Verzoeker heeft tegen het primaire besluit bezwaar gemaakt. Voorts heeft hij de voorzieningenrechter verzocht een voorlopige voorziening te treffen. 

Het onderzoek ter zitting heeft plaatsgevonden op 28 februari 2013. Verzoeker is verschenen, bijgestaan door zijn gemachtigde. Verweerder heeft zich laten vertegenwoordigen door zijn gemachtigde, T. van den Hoff. 

Na afloop van de zitting heeft de voorzieningenrechter onmiddellijk uitspraak gedaan. 

Beslissing 

De voorzieningenrechter heeft: 
-  het verzoek om een voorlopige voorziening toegewezen; 
-  het primaire besluit van 25 januari 2013 geschorst per 8 februari 2013 tot twee weken na bekendmaking van de door verweerder te nemen beslissing op bezwaar; 
-  verweerder veroordeeld in de door verzoeker gemaakte proceskosten tot een bedrag van € 944,-- ,te betalen aan verzoekers gemachtigde; 
-  verweerder opgedragen het door verzoeker betaalde griffierecht van € 44,-- aan hem te vergoeden. 
Gronden van de beslissing 

1.  Verweerder stelt zich op het standpunt dat verzoeker in de loop van 2012 de beschikking heeft gekregen over een aantal aanzienlijke schadebedragen. Op grond hiervan acht verweerder de intrekking en de beëindiging van de Wwb-uitkering gerechtvaardigd. 

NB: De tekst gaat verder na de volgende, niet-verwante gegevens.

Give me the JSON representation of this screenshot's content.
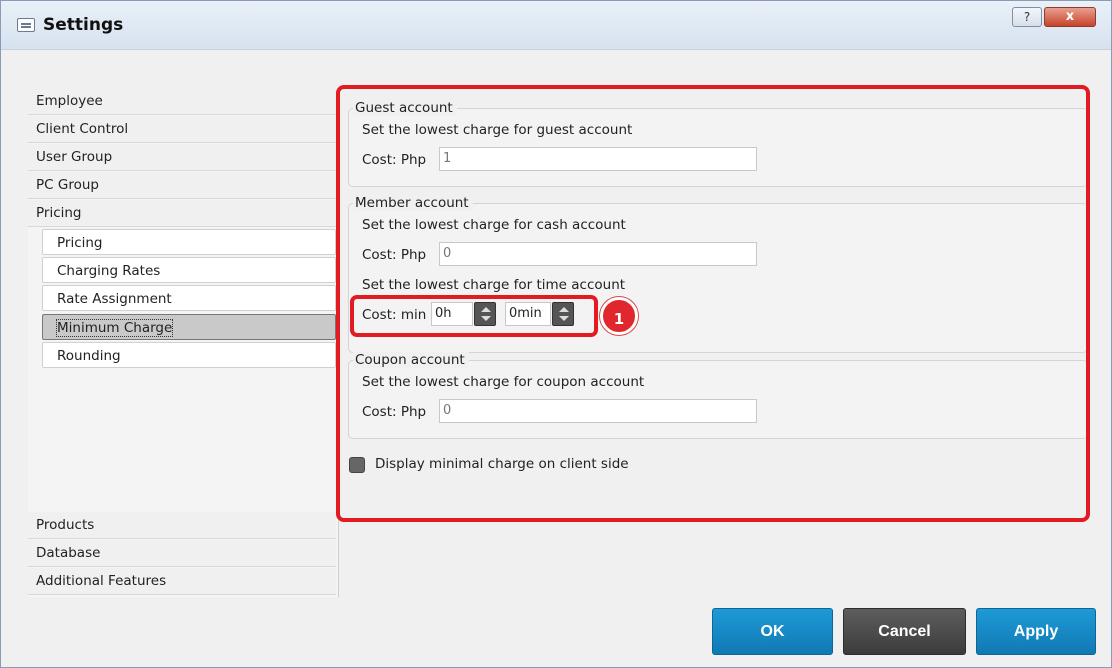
{
  "window": {
    "title": "Settings",
    "help_glyph": "?",
    "close_glyph": "x"
  },
  "nav": {
    "items": [
      {
        "label": "Employee"
      },
      {
        "label": "Client Control"
      },
      {
        "label": "User Group"
      },
      {
        "label": "PC Group"
      },
      {
        "label": "Pricing"
      }
    ],
    "pricing_sub": [
      {
        "label": "Pricing"
      },
      {
        "label": "Charging Rates"
      },
      {
        "label": "Rate Assignment"
      },
      {
        "label": "Minimum Charge",
        "selected": true
      },
      {
        "label": "Rounding"
      }
    ],
    "bottom_items": [
      {
        "label": "Products"
      },
      {
        "label": "Database"
      },
      {
        "label": "Additional Features"
      }
    ]
  },
  "guest": {
    "legend": "Guest account",
    "desc": "Set the lowest charge for guest account",
    "cost_label": "Cost:  Php",
    "value": "1"
  },
  "member": {
    "legend": "Member account",
    "cash_desc": "Set the lowest charge for cash account",
    "cash_cost_label": "Cost:  Php",
    "cash_value": "0",
    "time_desc": "Set the lowest charge for time account",
    "time_cost_label": "Cost: min",
    "hours_value": "0h",
    "minutes_value": "0min"
  },
  "coupon": {
    "legend": "Coupon account",
    "desc": "Set the lowest charge for coupon account",
    "cost_label": "Cost:  Php",
    "value": "0"
  },
  "display_checkbox": {
    "label": "Display minimal charge on client side",
    "checked": false
  },
  "annotation": {
    "badge": "1",
    "color": "#e21b23"
  },
  "buttons": {
    "ok": "OK",
    "cancel": "Cancel",
    "apply": "Apply"
  }
}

2.  Verzoeker stelt zich op het standpunt dat verweerder ten onrechte geen acht geslagen heeft op het feit dat verzoeker per 2 februari 2012, toen aan hem bijstand werd toegekend, een negatief vermogen had van € 34.765,73. Hiervan uitgaande en uitgaande van het feit dat tweederde gedeelte van de toegekende schadevergoeding moet worden aangemerkt als vallend onder de middelen die voor de bijstandsverlening relevant zijn, betekent dit dat verzoeker niet over vermogen kan beschikken. Verzoeker heeft ter zitting onder verwijzing naar bankafschriften betoogd dat hij de ontvangen schadevergoedingsbedragen heeft gebruikt om hiermee zijn schulden te verminderen. Als gevolg hiervan verkeert verzoeker in bijstandsbehoevende omstandigheden, zo stelt hij.   

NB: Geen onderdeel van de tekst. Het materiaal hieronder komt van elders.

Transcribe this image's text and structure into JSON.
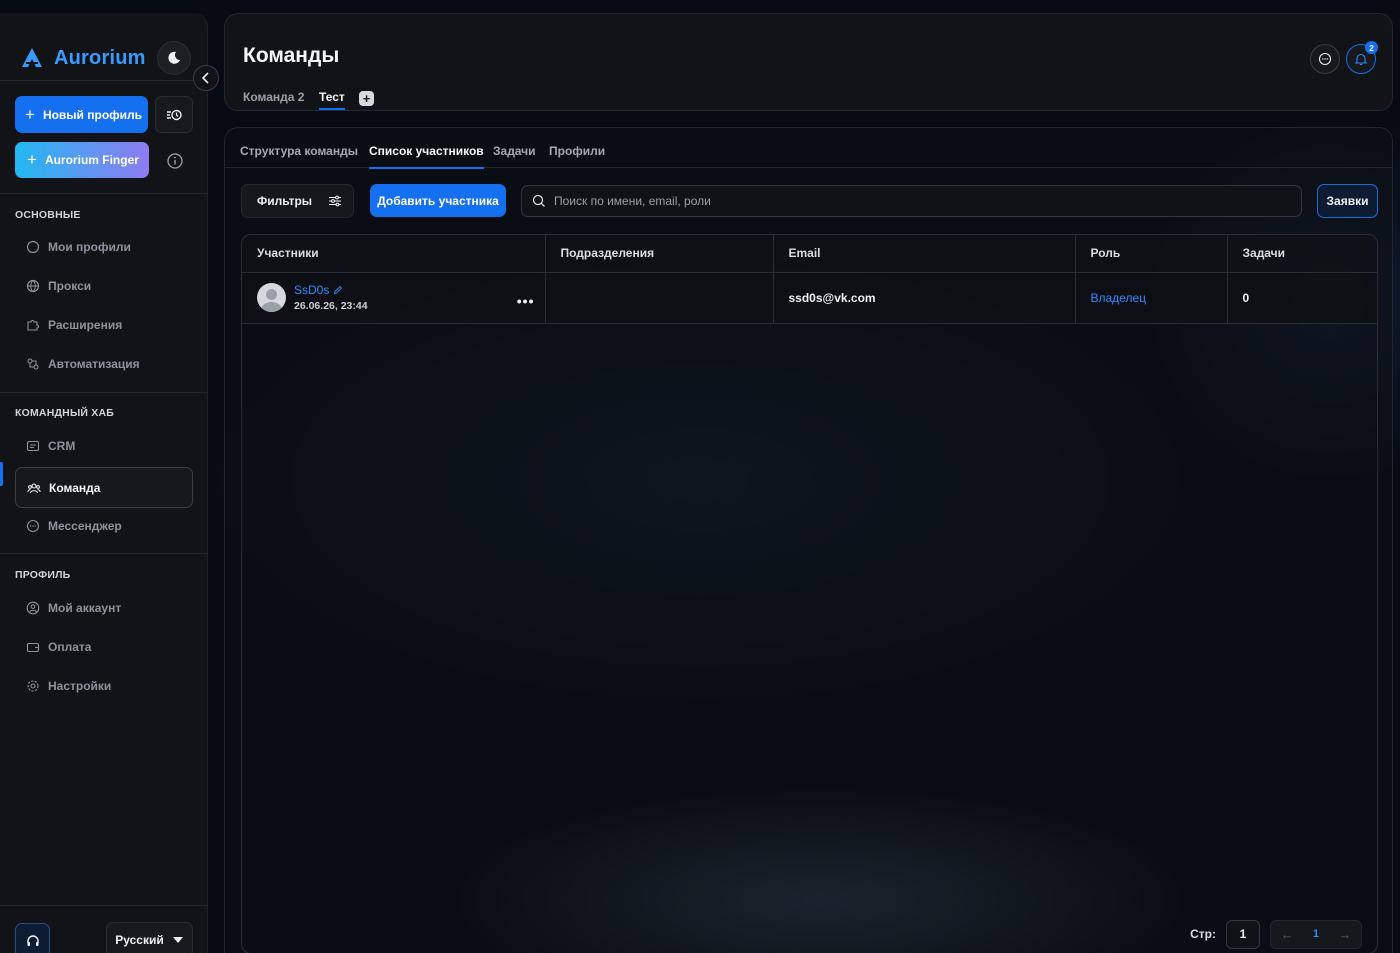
{
  "brand": {
    "name": "Aurorium"
  },
  "sidebar": {
    "new_profile_label": "Новый профиль",
    "finger_label": "Aurorium Finger",
    "sections": {
      "main": "ОСНОВНЫЕ",
      "team_hub": "КОМАНДНЫЙ ХАБ",
      "profile": "ПРОФИЛЬ"
    },
    "items": [
      {
        "label": "Мои профили",
        "icon": "browser-icon"
      },
      {
        "label": "Прокси",
        "icon": "globe-icon"
      },
      {
        "label": "Расширения",
        "icon": "puzzle-icon"
      },
      {
        "label": "Автоматизация",
        "icon": "automation-icon"
      },
      {
        "label": "CRM",
        "icon": "crm-icon"
      },
      {
        "label": "Команда",
        "icon": "team-icon",
        "active": true
      },
      {
        "label": "Мессенджер",
        "icon": "chat-icon"
      },
      {
        "label": "Мой аккаунт",
        "icon": "user-icon"
      },
      {
        "label": "Оплата",
        "icon": "wallet-icon"
      },
      {
        "label": "Настройки",
        "icon": "gear-icon"
      }
    ],
    "language": "Русский"
  },
  "header": {
    "title": "Команды",
    "team_tabs": [
      {
        "label": "Команда 2",
        "active": false
      },
      {
        "label": "Тест",
        "active": true
      }
    ],
    "add_team_symbol": "+",
    "notifications_count": "2"
  },
  "main": {
    "tabs": [
      {
        "label": "Структура команды",
        "active": false
      },
      {
        "label": "Список участников",
        "active": true
      },
      {
        "label": "Задачи",
        "active": false
      },
      {
        "label": "Профили",
        "active": false
      }
    ],
    "filters_label": "Фильтры",
    "add_member_label": "Добавить участника",
    "search": {
      "placeholder": "Поиск по имени, email, роли",
      "value": ""
    },
    "requests_label": "Заявки",
    "table": {
      "columns": [
        "Участники",
        "Подразделения",
        "Email",
        "Роль",
        "Задачи"
      ],
      "rows": [
        {
          "name": "SsD0s",
          "date": "26.06.26, 23:44",
          "department": "",
          "email": "ssd0s@vk.com",
          "role": "Владелец",
          "tasks": "0"
        }
      ]
    },
    "pagination": {
      "label": "Стр:",
      "page_input": "1",
      "current": "1"
    }
  },
  "colors": {
    "accent": "#1570ef",
    "link": "#2f8bff",
    "sidebar_bg": "#121316"
  }
}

3.  Verweerder heeft ter zitting aangegeven dat de hoorzitting in het kader van de bezwaarprocedure niet eerder zal plaatsvinden dan op 21 maart 2013.    

4.  Bij deze stand van zaken is de voorzieningenrechter voorshands van oordeel dat onverwijlde spoed het treffen van een voorlopige voorziening vereist. De voorzieningenrechter schorst dan ook het primaire besluit van 25 januari 2013 per 8 februari 2013 tot twee weken na bekendmaking van de door verweerder te nemen beslissing op bezwaar. Dit betekent dat verzoekers Wwb-uitkering vanaf 8 februari 2013 aan hem moet worden uitbetaald.   

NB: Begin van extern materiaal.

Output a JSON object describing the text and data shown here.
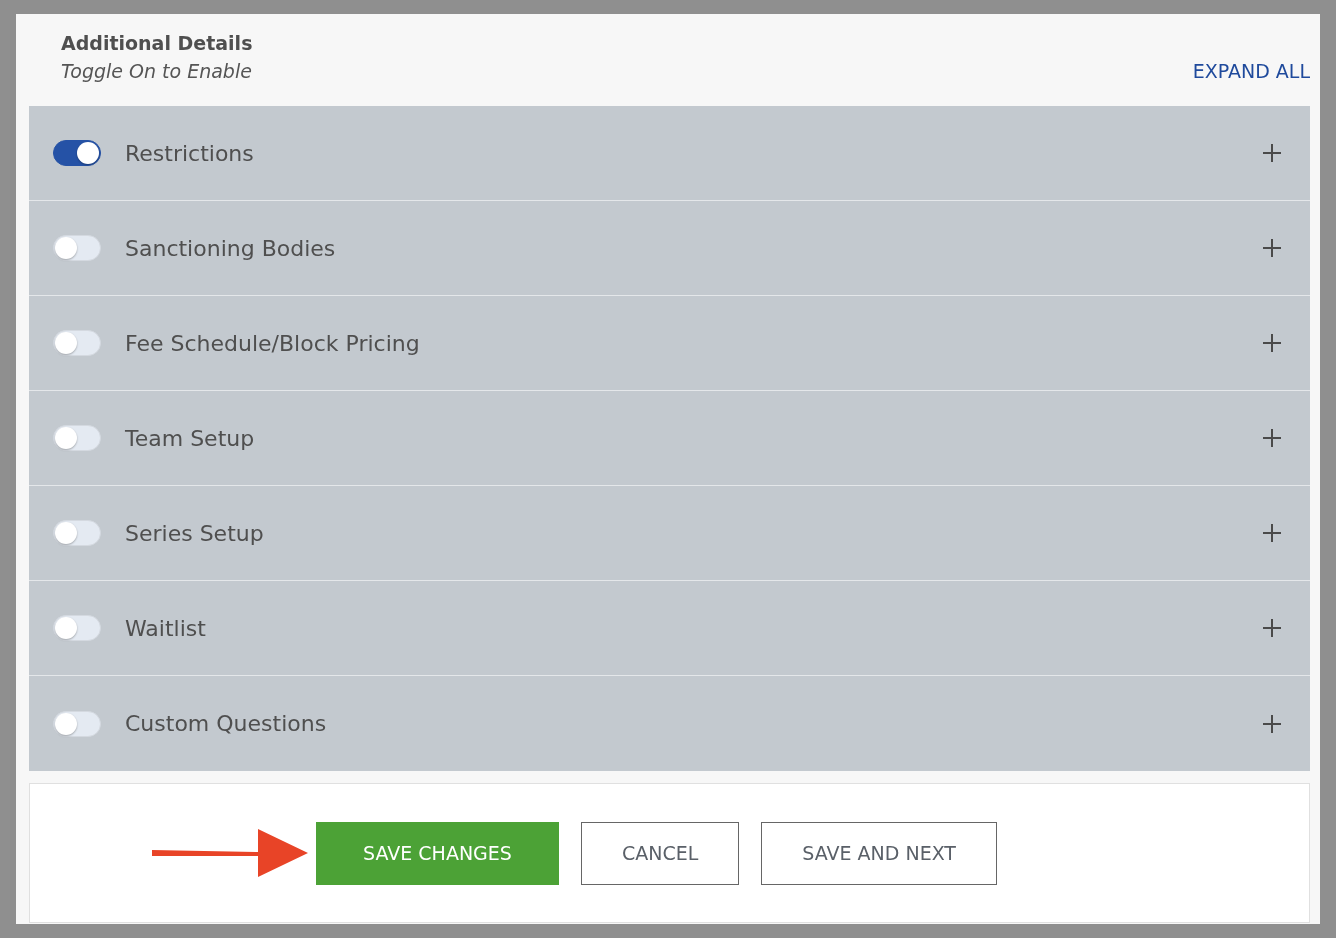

5.  De voorzieningenrechter zal voorts verweerder veroordelen in de door verzoeker gemaakte proceskosten. Deze kosten stelt de voorzieningenrechter op grond van het Besluit proceskosten bestuursrecht voor door een derde beroepsmatig verleende rechtsbijstand vast op € 944,-- (1 punt voor het indienen van het verzoekschrift, 1 punt voor het verschijnen ter zitting, met een waarde per punt van € 472,- en een wegingsfactor 1). Omdat ten behoeve van verzoeker een toevoeging is verleend op grond van de Wet op de rechtsbijstand, moet verweerder op grond van artikel 8:75, tweede lid, van de Algemene wet bestuursrecht het bedrag van de proceskosten betalen aan de gemachtigde van verzoeker.    
6.  Tot slot zal de voorzieningenrechter verweerder gelasten het door verzoeker betaalde griffierecht van € 44,-- aan hem te vergoeden. 
   
7.  De voorzieningenrechter deelt mede dat tegen deze uitspraak geen rechtsmiddel openstaat. 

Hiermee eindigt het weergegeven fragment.